Maddy (Nathalie Baye) es la madre de Émilie, y está sumida en una depresión desde que su marido la dejó para irse con una muchacha 20 años menor. Émilie no soporta ver a su madre en esa situación, y se le ocurre usar aquella declaración de amor que tiró a la papelera. La reescribe y se la envía a Maddy. Cuando ésta recupera la autoestima y vuelve a ser la alegre mujer que solía ser antes, Émilie piensa haberlo arreglado todo, pero Maddy necesita más atención, más halagos, más cartas, y cuando por casualidad crea que Jean es su admirador secreto, todo empieza a complicarse de manera imparable. ‘Una dulce mentira’ es el octavo largometraje del escritor y director Pierre Salvadori, quien vuelve a colaborar con Benoît Graffin para la construcción de la historia; aclara Salvadori que los guiones de ambos surgen de conversaciones en las que comentan historias que les afectan en ese momento, hasta que encuentran alguna experiencia o algún comportamiento que consideran interesante para tirar del hilo, y tejer el material con el que construir una película impregnada de una notable autenticidad.

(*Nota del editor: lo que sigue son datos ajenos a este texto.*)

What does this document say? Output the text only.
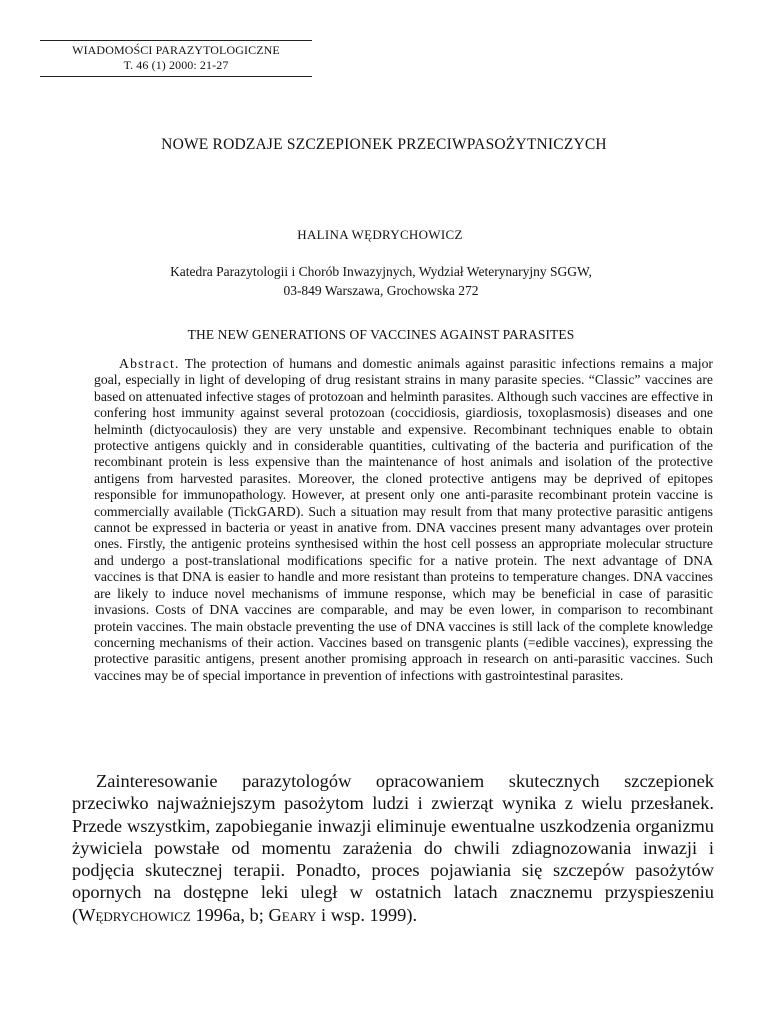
WIADOMOŚCI PARAZYTOLOGICZNE
T. 46 (1) 2000: 21-27
NOWE RODZAJE SZCZEPIONEK PRZECIWPASOŻYTNICZYCH
HALINA WĘDRYCHOWICZ
Katedra Parazytologii i Chorób Inwazyjnych, Wydział Weterynaryjny SGGW,
03-849 Warszawa, Grochowska 272
THE NEW GENERATIONS OF VACCINES AGAINST PARASITES

Abstract. The protection of humans and domestic animals against parasitic infections remains a major goal, especially in light of developing of drug resistant strains in many parasite species. “Classic” vaccines are based on attenuated infective stages of protozoan and helminth parasites. Although such vaccines are effective in confering host immunity against several protozoan (coccidiosis, giardiosis, toxoplasmosis) diseases and one helminth (dictyocaulosis) they are very unstable and expensive. Recombinant techniques enable to obtain protective antigens quickly and in considerable quantities, cultivating of the bacteria and purification of the recombinant protein is less expensive than the maintenance of host animals and isolation of the protective antigens from harvested parasites. Moreover, the cloned protective antigens may be deprived of epitopes responsible for immunopathology. However, at present only one anti-parasite recombinant protein vaccine is commercially available (TickGARD). Such a situation may result from that many protective parasitic antigens cannot be expressed in bacteria or yeast in anative from. DNA vaccines present many advantages over protein ones. Firstly, the antigenic proteins synthesised within the host cell possess an appropriate molecular structure and undergo a post-translational modifications specific for a native protein. The next advantage of DNA vaccines is that DNA is easier to handle and more resistant than proteins to temperature changes. DNA vaccines are likely to induce novel mechanisms of immune response, which may be beneficial in case of parasitic invasions. Costs of DNA vaccines are comparable, and may be even lower, in comparison to recombinant protein vaccines. The main obstacle preventing the use of DNA vaccines is still lack of the complete knowledge concerning mechanisms of their action. Vaccines based on transgenic plants (=edible vaccines), expressing the protective parasitic antigens, present another promising approach in research on anti-parasitic vaccines. Such vaccines may be of special importance in prevention of infections with gastrointestinal parasites.

Zainteresowanie parazytologów opracowaniem skutecznych szczepionek przeciwko najważniejszym pasożytom ludzi i zwierząt wynika z wielu przesłanek. Przede wszystkim, zapobieganie inwazji eliminuje ewentualne uszkodzenia organizmu żywiciela powstałe od momentu zarażenia do chwili zdiagnozowania inwazji i podjęcia skutecznej terapii. Ponadto, proces pojawiania się szczepów pasożytów opornych na dostępne leki uległ w ostatnich latach znacznemu przyspieszeniu (Wędrychowicz 1996a, b; Geary i wsp. 1999).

A una primera hora ágil e ingeniosa, con un estimulante toque de cinismo que va dejando paso a un sano romanticismo, apoyado el relato en un elenco intachable (a destacar la breve y divertidísima intervención de Judith Chemla), le sigue un tramo final menos inspirado complicando el lío en el que se meten los tres protagonistas (caracterizados por una falta de confianza que los lleva a encerrarse en sus cómodos caparazones), a los que los autores estiman demasiado como para hacerles más daño de la cuenta. Como Salvadori se limita a una convencional puesta en escena, empiezan a notarse las costuras del guion conforme se lleva el enredo hasta sus últimas consecuencias, justo antes de resolverlo, recurriendo a maniobras argumentales que nunca consiguen despistar al espectador, siempre consciente del previsible desenlace. Con todo, la sensación que queda es la de haber pasado un rato estupendo con unos personajes que, al menos durante la mayor parte de los cien minutos que dura la película, se sienten espontáneos y verosímiles como protagonistas de los malentendidos, las contradicciones y los enfados que parecen inevitables cuando se juega con el corazón. Incluso con las mejores intenciones.